Bu yargının neresine güveneyim derken?
Valla cümle bu. Kendi ağzıyla söyledi:
“Ben bu yargının nesine güveneyim.”
Gerekçe haklı görünüyor. Mahkeme, bir ihaleyi verilmesinden iki yıl sonra bozuyor.
Tamam da…
Anayasa’ya aykırı olduğu bilinen ve iptaline kesin gözüyle bakılan yasalar çıkarıp o yasalar iptal olana kadar icraata devam etmek ne oluyor?
Süreci şöyle işletiyorlar:
- Hükümet Anayasa’ya açıkça aykırı bir yasa çıkarıyor.
- Yasa yürürlüğe girdikten sonra Anayasa Mahkemesi’ne götürülüyor.

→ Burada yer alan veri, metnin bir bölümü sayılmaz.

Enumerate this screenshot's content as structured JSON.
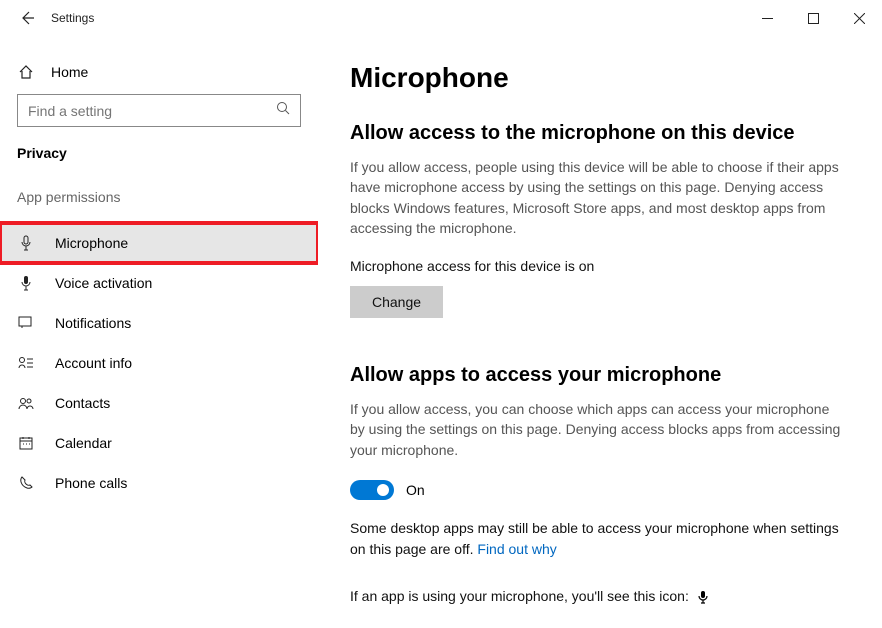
{
  "window": {
    "title": "Settings"
  },
  "sidebar": {
    "home": "Home",
    "search_placeholder": "Find a setting",
    "category": "Privacy",
    "section": "App permissions",
    "items": [
      {
        "label": "Microphone"
      },
      {
        "label": "Voice activation"
      },
      {
        "label": "Notifications"
      },
      {
        "label": "Account info"
      },
      {
        "label": "Contacts"
      },
      {
        "label": "Calendar"
      },
      {
        "label": "Phone calls"
      }
    ]
  },
  "main": {
    "title": "Microphone",
    "section1_heading": "Allow access to the microphone on this device",
    "section1_body": "If you allow access, people using this device will be able to choose if their apps have microphone access by using the settings on this page. Denying access blocks Windows features, Microsoft Store apps, and most desktop apps from accessing the microphone.",
    "device_status": "Microphone access for this device is on",
    "change_button": "Change",
    "section2_heading": "Allow apps to access your microphone",
    "section2_body": "If you allow access, you can choose which apps can access your microphone by using the settings on this page. Denying access blocks apps from accessing your microphone.",
    "toggle_label": "On",
    "desktop_apps_note": "Some desktop apps may still be able to access your microphone when settings on this page are off. ",
    "find_out_why": "Find out why",
    "icon_note": "If an app is using your microphone, you'll see this icon: "
  }
}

- Ancak mahkemeden karar çıkana kadar yasanın gereği yapılıyor. Atı alan Üsküdar’ı geçiyor. O yasa ile yapılan her neyse artık o işten geri dönülemiyor!
Şimdi birilerinin de çıkıp “Anayasa’ya açıkça aykırı yasa yapıyorlar, ben bu yasamanın nesine güveneyim” dese, buna ne buyrulur acep!
Bunun çözümü yargıdan şikayet etmek değil, yargıya intikal eden hususlarda karar verilene kadar beklemek, beklerken de yargıyı hızlandıracak tedbirler almaktır. Yargıtay Başkanı’nın Özel Kalem Müdürü’nü bile hükümetin atayacağı yasalar çıkarmak değil!